Воспоминания - страница 5
Предприятие это заключалось в нашей поездке в Крым: не имея ни гроша в кармане, кроме билетов до Ростова, которые мы купили не помню уже на чьи 10 рублей, — мои или его.
На вокзал железной дороги нас пришли провожать все наши друзья и знакомые. Поезд тронулся, и мы стали смотреть на знакомые места, следя глазами за уходящим от нас видом родного города, расположенного на высокой горе. При закате солнца он представлял красивое зрелище, которое завершалось высоким шпилем соборной колокольни. Вот проехали мост реки Пензы, вот мужской монастырь, рощи, села, и все пути к отступлению отрезаны. Здесь мой Бибаев обнаружил свое малодушие и начал плакать. Я его стал стыдить, и мне с трудом удалось вернуть ему бодрость.
В Ростове мы рассчитывали на одного товарища по Пензенской школе, который нас не раз звал к себе, очень сильно хвастался своим житьем и достатком. Мы с трудом нашли его адрес, который знал Бибаев по памяти, и, конечно, все перепутал.
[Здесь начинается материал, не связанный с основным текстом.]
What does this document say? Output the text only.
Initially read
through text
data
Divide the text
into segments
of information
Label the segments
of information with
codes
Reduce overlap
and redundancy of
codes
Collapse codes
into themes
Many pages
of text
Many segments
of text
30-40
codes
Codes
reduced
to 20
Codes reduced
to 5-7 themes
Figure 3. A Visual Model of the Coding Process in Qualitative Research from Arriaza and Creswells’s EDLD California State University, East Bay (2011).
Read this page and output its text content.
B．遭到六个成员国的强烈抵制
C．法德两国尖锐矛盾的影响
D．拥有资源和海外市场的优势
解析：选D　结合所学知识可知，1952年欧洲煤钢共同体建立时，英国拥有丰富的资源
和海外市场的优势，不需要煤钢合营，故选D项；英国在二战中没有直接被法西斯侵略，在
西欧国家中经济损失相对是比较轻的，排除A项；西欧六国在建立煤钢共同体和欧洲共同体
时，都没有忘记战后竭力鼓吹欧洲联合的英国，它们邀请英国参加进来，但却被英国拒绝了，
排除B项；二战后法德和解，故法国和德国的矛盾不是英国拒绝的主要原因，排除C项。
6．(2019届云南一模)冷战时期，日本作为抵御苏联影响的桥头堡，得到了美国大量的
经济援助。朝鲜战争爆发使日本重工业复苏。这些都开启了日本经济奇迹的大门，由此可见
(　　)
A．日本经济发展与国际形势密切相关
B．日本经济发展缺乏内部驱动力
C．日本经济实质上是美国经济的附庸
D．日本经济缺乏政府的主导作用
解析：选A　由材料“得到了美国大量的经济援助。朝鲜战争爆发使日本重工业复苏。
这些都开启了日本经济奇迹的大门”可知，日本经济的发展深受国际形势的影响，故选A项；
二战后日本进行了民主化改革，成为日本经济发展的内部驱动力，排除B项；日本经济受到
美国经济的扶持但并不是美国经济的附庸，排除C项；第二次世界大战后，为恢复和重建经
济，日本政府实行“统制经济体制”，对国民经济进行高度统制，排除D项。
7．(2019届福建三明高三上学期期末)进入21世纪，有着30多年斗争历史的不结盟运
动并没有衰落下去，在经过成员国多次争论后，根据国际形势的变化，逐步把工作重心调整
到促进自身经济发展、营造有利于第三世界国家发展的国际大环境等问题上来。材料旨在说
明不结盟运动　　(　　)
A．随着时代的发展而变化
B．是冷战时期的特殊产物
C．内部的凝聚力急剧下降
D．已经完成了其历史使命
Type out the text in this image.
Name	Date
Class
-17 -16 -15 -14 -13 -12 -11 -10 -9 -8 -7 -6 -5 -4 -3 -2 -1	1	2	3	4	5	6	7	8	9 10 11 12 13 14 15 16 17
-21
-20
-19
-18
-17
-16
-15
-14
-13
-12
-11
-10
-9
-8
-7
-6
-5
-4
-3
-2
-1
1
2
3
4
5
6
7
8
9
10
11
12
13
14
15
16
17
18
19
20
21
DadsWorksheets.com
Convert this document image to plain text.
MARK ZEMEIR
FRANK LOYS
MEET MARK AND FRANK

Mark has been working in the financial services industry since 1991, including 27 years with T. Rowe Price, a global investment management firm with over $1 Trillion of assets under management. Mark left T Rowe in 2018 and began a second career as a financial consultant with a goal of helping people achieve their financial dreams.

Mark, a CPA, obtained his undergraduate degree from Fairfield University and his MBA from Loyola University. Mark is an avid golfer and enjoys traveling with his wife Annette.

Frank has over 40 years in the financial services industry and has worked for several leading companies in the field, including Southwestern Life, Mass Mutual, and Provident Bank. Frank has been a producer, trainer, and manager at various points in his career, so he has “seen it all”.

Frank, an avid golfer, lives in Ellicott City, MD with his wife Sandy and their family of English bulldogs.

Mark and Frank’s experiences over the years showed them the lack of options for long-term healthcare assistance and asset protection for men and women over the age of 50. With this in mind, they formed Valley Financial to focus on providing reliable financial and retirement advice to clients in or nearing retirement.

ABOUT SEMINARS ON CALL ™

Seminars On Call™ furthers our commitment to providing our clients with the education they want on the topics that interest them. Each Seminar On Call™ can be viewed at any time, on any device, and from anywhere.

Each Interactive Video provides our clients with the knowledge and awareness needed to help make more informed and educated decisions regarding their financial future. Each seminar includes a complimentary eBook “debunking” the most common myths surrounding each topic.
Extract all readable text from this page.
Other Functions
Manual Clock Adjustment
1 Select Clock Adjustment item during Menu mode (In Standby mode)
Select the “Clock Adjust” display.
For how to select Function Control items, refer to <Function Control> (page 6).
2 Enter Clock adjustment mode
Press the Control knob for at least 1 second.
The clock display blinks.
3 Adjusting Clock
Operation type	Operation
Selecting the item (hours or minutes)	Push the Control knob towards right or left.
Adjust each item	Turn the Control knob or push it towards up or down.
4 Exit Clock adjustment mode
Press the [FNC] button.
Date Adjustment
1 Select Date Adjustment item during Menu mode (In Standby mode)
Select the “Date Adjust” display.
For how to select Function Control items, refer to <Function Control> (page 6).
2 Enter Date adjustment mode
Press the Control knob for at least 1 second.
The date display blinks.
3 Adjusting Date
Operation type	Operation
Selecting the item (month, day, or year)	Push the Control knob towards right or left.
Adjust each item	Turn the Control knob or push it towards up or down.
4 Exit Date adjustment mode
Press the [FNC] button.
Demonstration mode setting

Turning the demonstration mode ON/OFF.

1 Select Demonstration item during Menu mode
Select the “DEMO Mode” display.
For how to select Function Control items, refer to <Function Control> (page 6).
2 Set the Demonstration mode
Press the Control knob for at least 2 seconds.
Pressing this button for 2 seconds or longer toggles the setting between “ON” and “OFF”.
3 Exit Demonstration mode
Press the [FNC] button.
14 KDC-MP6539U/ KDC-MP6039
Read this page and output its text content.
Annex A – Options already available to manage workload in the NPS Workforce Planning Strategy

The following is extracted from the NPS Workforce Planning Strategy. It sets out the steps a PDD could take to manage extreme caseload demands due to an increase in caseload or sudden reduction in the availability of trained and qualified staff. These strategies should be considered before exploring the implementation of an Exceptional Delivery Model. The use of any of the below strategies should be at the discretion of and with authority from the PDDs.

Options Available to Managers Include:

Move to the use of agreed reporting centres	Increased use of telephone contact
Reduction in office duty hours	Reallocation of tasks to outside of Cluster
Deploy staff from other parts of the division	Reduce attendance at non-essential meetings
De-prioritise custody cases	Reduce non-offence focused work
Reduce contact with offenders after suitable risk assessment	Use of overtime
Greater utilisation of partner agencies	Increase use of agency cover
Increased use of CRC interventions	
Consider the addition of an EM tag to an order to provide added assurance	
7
Только к вечеру мы, наконец, с двумя чемоданами, плотно набитыми красками, холстами и необходимыми принадлежностями, усталые и изнуренные от голода, так как денег на еду не было, нашли его дом. Но, к нашему огорчению, товарища не было дома. Нас едва впустили в сени на втором этаже, на который вела открытая лестница со двора, а товарища спешно побежали разыскивать по городу. У меня в душе уже начало закрадываться сомнение относительно надежды на радушный прием. Но товарищ из Ростова, собственно, был более сродни Бибаеву, а тот был уверен в обратном. Когда же он явился, оказалось, что я совершенно прав. Вместо радушного приема он гневно по-товарищески начал нас ругать, что мы решились на такую смелость и что он никак не может нам оказать даже приюта. Объяснялось это тем, что сей товарищ порол любовную горячку с какой-то ростовской девицей и собирался на ней жениться. Однако под конец он все же подобрел и предложил нам остановиться у него. Вскоре пришла его возлюбленная. Он послал за водкой, подал ужин. Мы выпили и очень сильно опьянели в 40-градусной температуре ростовского пекла. Особенно опьянел Бибаев, почти обезумевший от всего пережитого. Он вылез в окно и по карнизу добрался до ворот, с которых его с трудом удалось стащить. Нам всем постелили постель на полу в комнате вместе с невестой, и мы легли спать.
На другой день рано утром, проснувшись от нестерпимой жары и жажды после накануне выпитого вина, мы спешно помчались на Дон купаться. От нашего дома нужно было пройти три квартала и еще довольно широкую территорию набережной, замусоренную углем, шлаком и нефтью, заложенную рельсами. Но вот невысокий спуск. Мы наскоро разулись и поплыли на другой берег Дона, «пересекая» пароходы, баржи. Наш товарищ энергично старался, из кожи лез плыть впереди всех. Он чувствовал себя хозяином положения, но после Волги и Днепра Дон казался маленьким, и мы, не желая задеть самолюбия хозяина, плыли мирно и спокойно, однако далеко-далеко опередив его и гораздо ранее своего товарища приплыв на другой берег. Еще почти на самой середине наш товарищ, не привыкший к плаванию на более широких просторах (ширина Дона не превышала 20 саженей), жаловался, что он уже устает, чем отбил всякое уважение к себе, с такой энергией поплывшему вначале. Обратно плыть было труднее, и мы все, борющиеся с волнами от ежеминутно проходящих мелких и больших судов, в том числе пассажирских пароходов, плавающих по Азовскому и Черному морям, которые своей массой совсем сбили нас с пути, и мы чуть не попали в катастрофу.
Обратной дорогой наш любезный товарищ заявил нам, что он по причине женитьбы не может нас оставлять у себя. С этого момента, собственно, и началось наше странствование. Он, конечно, не выгнал нас попросту на улицу. Поступил с нами гуманно — помог нам перенести чемоданы в ближайшую гостиницу и дал несколько адресов для получения заказов. Сам же, попрощавшись, канул в воду. Адреса, которые он нам дал, как водится в таких случаях, или совсем не существовали, или адресат давно умер и т. д. Или только что был пожар, по случаю которого жители дома в панике выехали… В этом доме должна была жить одна девица лет семнадцати, по уверениям товарища, весьма хорошенькая, которой надо было давать уроки рисования. Я заочно влюбился в свою погоревшую ученицу, и мне вдруг всерьез стало грустно. Утешением служил предрассудок, по которому выходит, что любовь такое сильное и волшебное чувство, особым образом по инерции передающееся на расстоянии, особенно в тех случаях, когда объекты любви никогда друг друга не видели.